Empower AI with data graphs
Making AI agents actually useful requires empowering them with actionable data. Yet, for most enterprises, internal data is typically unstructured and siloed. “A lot of the issues that we’ve struggled with in terms of getting the most value out of these generative AI assistants really link all the way back to enterprise search problems,” says Swita. Since the AI agents can’t quickly find and understand the right data, trials have been hit and miss.
Businesses are starting to turn a corner, though, making data more indexed and accessible using built-in RAG to bring more context across software systems. This is opening up tangible benefits. Compared with a year ago, it’s now realistic to say that using an AI agent did save me time with that complicated task, says Swita.
Ideally, an orchestrator agent (an agent that delegates tasks to other specialized AI agents) would have a structured map of an organization’s internal systems, expressed as graph queries. This would allow it to more intelligently access data and services throughout an organization. “The concept of ‘knowledge graphs‘ is really key here,” says Swita, whose long-term goal is to structure them in a way that allows AI to instantly access information.
Specialized > bloated
There’s a trend in AI where companies want you to use their agent for everything, from code generation to gathering data and performing back-end mutations. While New Relic’s intelligence platform has a part to play in the broader ecosystem of AI agents, such as making recommendations or issuing alerts, it doesn’t need to be the end-all-be-all AI agent, says Swita.
Instead, he views the multi-agent approach as a smarter direction for most cases. For instance, New Relic turns to partners for things like code changes or incident escalation. This can be thought of as a best-of-breed philosophy. “We don’t need to be the center of the universe. We just want to build specialist agents.”

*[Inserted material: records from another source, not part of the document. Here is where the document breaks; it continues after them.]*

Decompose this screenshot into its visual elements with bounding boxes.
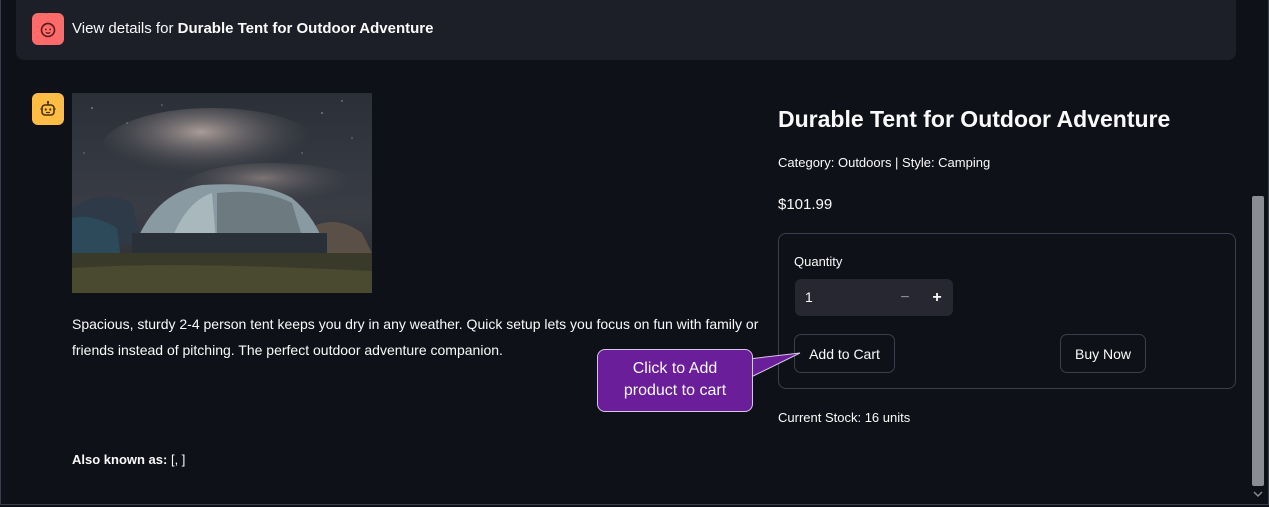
user-message-prefix: View details for [72,20,178,37]
callout-line-2: product to cart [623,382,727,399]
product-category: Category: Outdoors | Style: Camping [778,155,991,170]
quantity-label: Quantity [794,254,843,269]
decrement-button[interactable]: − [889,279,921,316]
user-message-text: View details for Durable Tent for Outdoo… [72,20,433,37]
purchase-form: Quantity 1 − + Add to Cart Buy Now [778,233,1236,389]
quantity-stepper[interactable]: 1 − + [795,279,953,316]
scroll-down-arrow[interactable] [1252,487,1264,501]
user-message-product: Durable Tent for Outdoor Adventure [177,20,434,37]
product-title: Durable Tent for Outdoor Adventure [778,106,1171,132]
robot-icon [40,100,56,116]
increment-button[interactable]: + [921,279,953,316]
also-known-as: Also known as: [, ] [72,452,185,467]
add-to-cart-button[interactable]: Add to Cart [794,334,895,373]
callout-line-1: Click to Add [632,360,718,377]
user-face-icon [40,22,56,38]
also-known-as-label: Also known as: [72,452,168,467]
callout-tooltip: Click to Add product to cart [597,349,753,412]
chevron-down-icon [1253,491,1263,497]
scrollbar-thumb[interactable] [1252,196,1264,486]
assistant-avatar [32,93,64,125]
quantity-input[interactable]: 1 [805,289,813,305]
buy-now-button[interactable]: Buy Now [1060,334,1146,373]
stock-status: Current Stock: 16 units [778,410,911,425]
user-avatar [32,13,64,45]
product-price: $101.99 [778,196,833,213]
product-image [72,93,372,293]
also-known-as-value: [, ] [167,452,186,467]
user-message: View details for Durable Tent for Outdoo… [16,0,1236,60]
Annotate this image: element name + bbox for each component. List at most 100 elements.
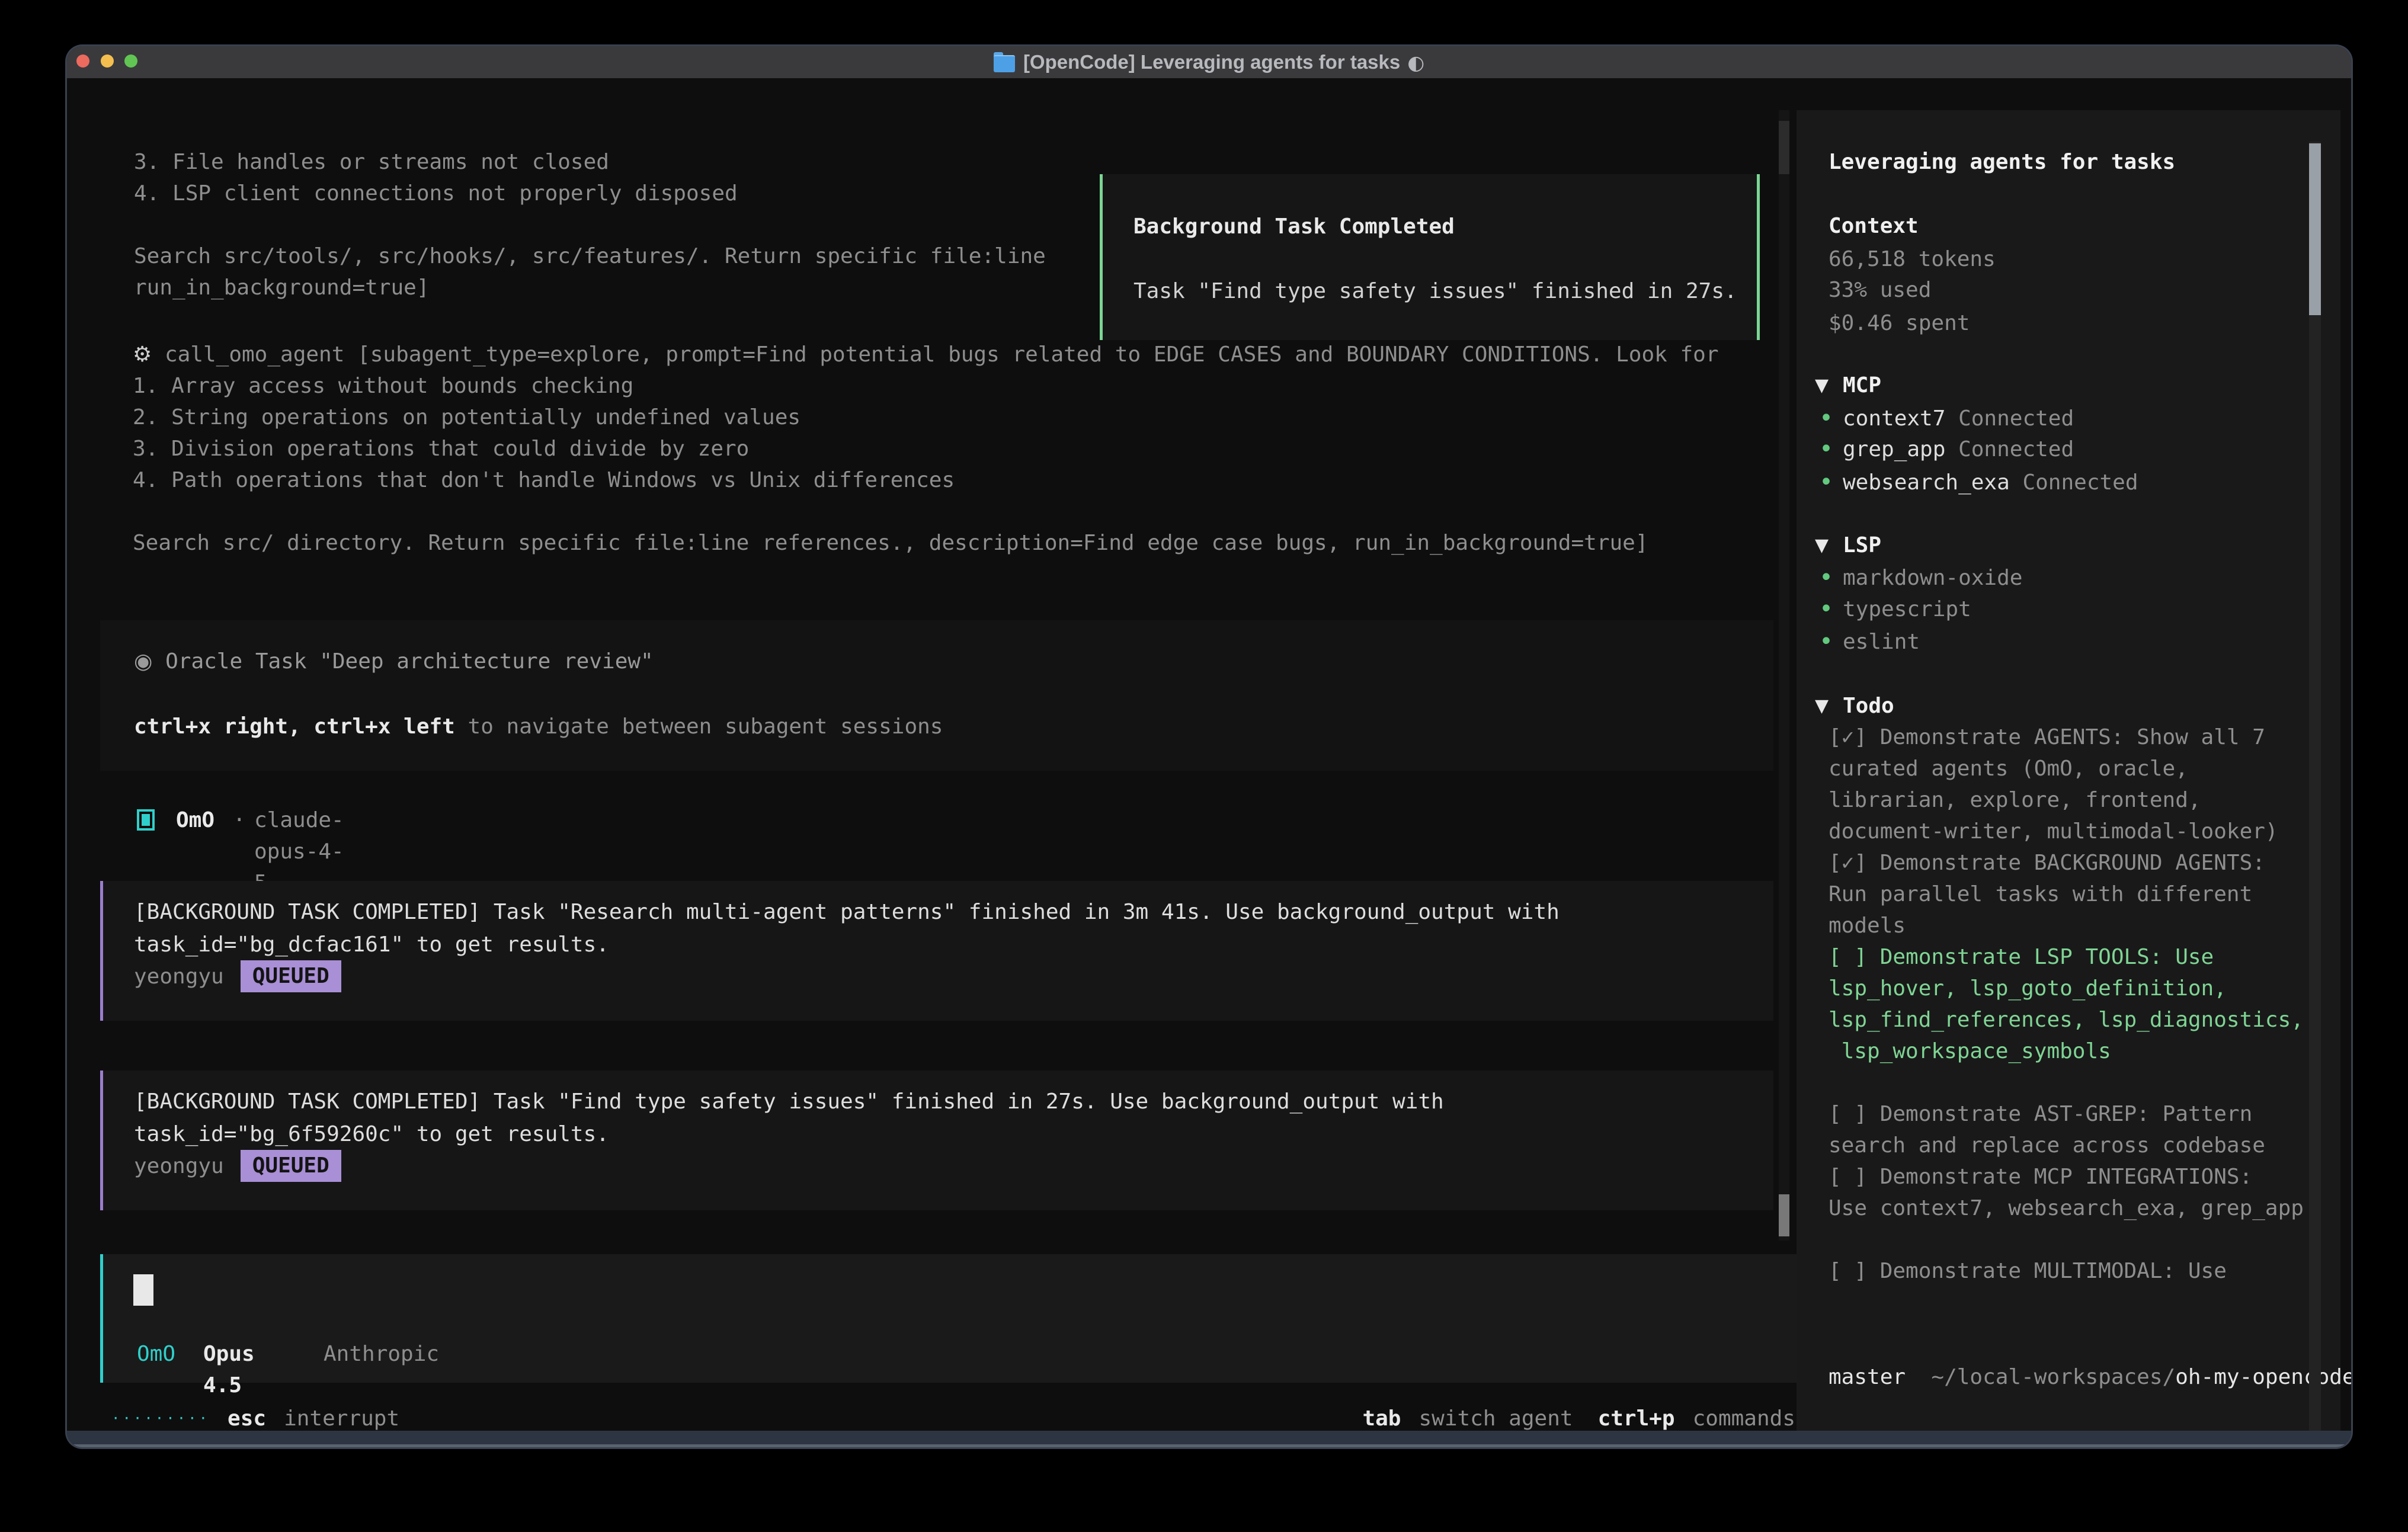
- todo-line: [✓] Demonstrate AGENTS: Show all 7: [1829, 722, 2265, 753]
- status-badge: QUEUED: [241, 1150, 341, 1182]
- background-task-message: [BACKGROUND TASK COMPLETED] Task "Resear…: [100, 881, 1773, 1021]
- oracle-task-title: Oracle Task "Deep architecture review": [165, 649, 654, 674]
- prompt-input[interactable]: OmO Opus 4.5 Anthropic: [100, 1254, 1798, 1383]
- mcp-heading: MCP: [1843, 370, 1881, 401]
- todo-line: document-writer, multimodal-looker): [1829, 816, 2278, 847]
- folder-icon: [994, 55, 1015, 71]
- bullet-icon: •: [1819, 403, 1831, 434]
- app-window: [OpenCode] Leveraging agents for tasks ◐…: [67, 46, 2351, 1447]
- todo-line: models: [1829, 910, 1906, 941]
- oracle-task-box: ◉ Oracle Task "Deep architecture review"…: [100, 620, 1773, 771]
- todo-line: [✓] Demonstrate BACKGROUND AGENTS:: [1829, 847, 2265, 879]
- workspace-path-prefix: ~/local-workspaces/: [1931, 1365, 2175, 1389]
- separator-dot: ·: [233, 805, 246, 836]
- mcp-item-name: grep_app: [1843, 437, 1945, 461]
- tab-key-hint: tab: [1362, 1403, 1401, 1434]
- lsp-item: markdown-oxide: [1843, 562, 2022, 594]
- chevron-down-icon[interactable]: ▼: [1815, 690, 1839, 722]
- context-used: 33% used: [1829, 274, 1931, 306]
- todo-heading: Todo: [1843, 690, 1894, 722]
- chat-line: 4. LSP client connections not properly d…: [134, 178, 1046, 209]
- todo-line: lsp_find_references, lsp_diagnostics,: [1829, 1004, 2304, 1036]
- mcp-item-name: context7: [1843, 406, 1945, 431]
- scrollbar-thumb[interactable]: [2309, 143, 2321, 315]
- window-titlebar: [OpenCode] Leveraging agents for tasks ◐: [67, 46, 2351, 78]
- oracle-hint-keys: ctrl+x right, ctrl+x left: [134, 714, 455, 739]
- session-sidebar: Leveraging agents for tasks Context 66,5…: [1797, 110, 2340, 1447]
- mcp-item-name: websearch_exa: [1843, 470, 2010, 495]
- context-spent: $0.46 spent: [1829, 307, 1970, 339]
- chat-scrollbar[interactable]: [1779, 110, 1789, 1241]
- todo-line: librarian, explore, frontend,: [1829, 784, 2201, 816]
- close-button[interactable]: [76, 55, 89, 68]
- tab-key-label: switch agent: [1418, 1403, 1573, 1434]
- background-task-message: [BACKGROUND TASK COMPLETED] Task "Find t…: [100, 1071, 1773, 1210]
- window-bottom-bezel: [67, 1431, 2351, 1447]
- input-agent-label: OmO: [137, 1338, 175, 1370]
- message-author: yeongyu: [134, 961, 224, 992]
- chat-line: Search src/tools/, src/hooks/, src/featu…: [134, 241, 1046, 272]
- chat-line: run_in_background=true]: [134, 272, 1046, 303]
- tool-call-line: 1. Array access without bounds checking: [133, 370, 1719, 402]
- tool-call-line: 3. Division operations that could divide…: [133, 433, 1719, 464]
- bullet-icon: •: [1819, 626, 1831, 658]
- mcp-item-status: Connected: [1958, 437, 2074, 461]
- lsp-item: eslint: [1843, 626, 1920, 658]
- bullet-icon: •: [1819, 594, 1831, 625]
- tool-call-line: Search src/ directory. Return specific f…: [133, 527, 1719, 559]
- scrollbar-thumb[interactable]: [1779, 121, 1789, 174]
- message-line: task_id="bg_dcfac161" to get results.: [134, 929, 609, 960]
- bullet-icon: •: [1819, 562, 1831, 594]
- todo-line: curated agents (OmO, oracle,: [1829, 753, 2188, 784]
- text-cursor: [133, 1274, 153, 1306]
- bullet-icon: •: [1819, 467, 1831, 498]
- todo-line: lsp_hover, lsp_goto_definition,: [1829, 973, 2227, 1004]
- zoom-button[interactable]: [124, 55, 137, 68]
- spinner-dots-icon: ·········: [111, 1403, 210, 1434]
- lsp-heading: LSP: [1843, 530, 1881, 561]
- chat-history-top: 3. File handles or streams not closed 4.…: [134, 146, 1046, 303]
- agent-name: OmO: [176, 805, 214, 836]
- progress-glyph-icon: ◐: [1407, 51, 1424, 74]
- message-line: [BACKGROUND TASK COMPLETED] Task "Find t…: [134, 1086, 1444, 1117]
- workspace-branch: master: [1829, 1361, 1906, 1393]
- agent-square-icon: [137, 809, 155, 831]
- workspace-repo: oh-my-opencode:: [2175, 1365, 2351, 1389]
- chevron-down-icon[interactable]: ▼: [1815, 530, 1839, 561]
- todo-line: search and replace across codebase: [1829, 1130, 2265, 1161]
- ctrlp-key-hint: ctrl+p: [1598, 1403, 1675, 1434]
- chevron-down-icon[interactable]: ▼: [1815, 370, 1839, 401]
- window-title: [OpenCode] Leveraging agents for tasks: [1023, 51, 1400, 73]
- mcp-item-status: Connected: [1958, 406, 2074, 431]
- chat-line: 3. File handles or streams not closed: [134, 146, 1046, 178]
- fisheye-icon: ◉: [134, 649, 152, 674]
- workspace-path: ~/local-workspaces/oh-my-opencode:: [1829, 1330, 2351, 1361]
- todo-line: Run parallel tasks with different: [1829, 879, 2252, 910]
- lsp-item: typescript: [1843, 594, 1971, 625]
- input-model-label: Opus 4.5: [203, 1338, 255, 1401]
- tool-call-line: call_omo_agent [subagent_type=explore, p…: [165, 342, 1719, 367]
- context-tokens: 66,518 tokens: [1829, 243, 1996, 275]
- toast-title: Background Task Completed: [1133, 211, 1455, 242]
- tool-call-line: [133, 496, 1719, 527]
- input-provider-label: Anthropic: [324, 1338, 439, 1370]
- background-task-toast: Background Task Completed Task "Find typ…: [1100, 174, 1760, 340]
- minimize-button[interactable]: [101, 55, 114, 68]
- todo-line: [ ] Demonstrate LSP TOOLS: Use: [1829, 941, 2214, 973]
- tool-call-line: 4. Path operations that don't handle Win…: [133, 464, 1719, 496]
- todo-line: [ ] Demonstrate MCP INTEGRATIONS:: [1829, 1161, 2252, 1193]
- esc-key-hint: esc: [228, 1403, 266, 1434]
- session-title: Leveraging agents for tasks: [1829, 146, 2175, 178]
- status-badge: QUEUED: [241, 960, 341, 992]
- sidebar-scrollbar[interactable]: [2309, 142, 2321, 1447]
- tool-call-line: 2. String operations on potentially unde…: [133, 402, 1719, 433]
- ctrlp-key-label: commands: [1693, 1403, 1795, 1434]
- todo-line: [ ] Demonstrate AST-GREP: Pattern: [1829, 1098, 2252, 1130]
- message-line: task_id="bg_6f59260c" to get results.: [134, 1118, 609, 1150]
- gear-icon: ⚙: [133, 342, 152, 367]
- scrollbar-thumb[interactable]: [1779, 1194, 1789, 1236]
- todo-line: Use context7, websearch_exa, grep_app: [1829, 1193, 2304, 1224]
- context-heading: Context: [1829, 210, 1919, 242]
- todo-line: lsp_workspace_symbols: [1829, 1036, 2111, 1067]
- message-author: yeongyu: [134, 1150, 224, 1182]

Buddy up with domain experts
Use cases for AI will differ across stakeholders, many of which are skeptical. “When it comes to generative AI, the cat’s out of the bag,” says Swita. To guarantee success, he recommends connecting leaders with subject matter experts to get buy-in and make sure their needs are met. “That’s unlocked quite a bit of success.”
Whether it’s distributed logs and tracing, debugging, or API management, “there is no better source than the people designing the tools,” says Swita. He recommends aligning with domain experts to ensure mutual understanding of goals.
This isn’t to say guidance isn’t necessary, too. While getting IT technical subject matter experts in the loop is beneficial, Swita admits it takes effort to train the business class on the gaps of generative AI. (Most assume LLMs are a magic genie without limitations or faults).
Lead the culture from day one
“Will some roles become redundant? Of course,” says Swita. But is AI here to automate your job away? No. “It’s here to take all the bullcrap tasks you have to do time and time again,” he adds. When AI is positioned this way, folks tend to warm up to it.
Still, skepticism about accuracy and hallucinations abound. When asked what he’d do differently starting this AI journey from scratch, Swita doubles down on quality checks. “I would have insisted and become maniacal about a culture of validation always, testing always, and automated assessment of these responses always.”
While New Relic has since begun allocating resources for assessing AI, he admits there were times when they were “flying somewhat blind.” For greenfield AI projects, ensuring the proper monitoring of AI results from day one is critical. “That DevOps rigor, even when working with LLMs, would have served us well.”
Change is a ‘coming
Overall, agentic AI is still at an early stage, notes Swita, with more junior-level adoption and few senior engineers onboard. It’s taken some high-level engineers time to turn the corner, and some are just “business as usual.”
However, as Swita says: “That will change rapidly very soon.”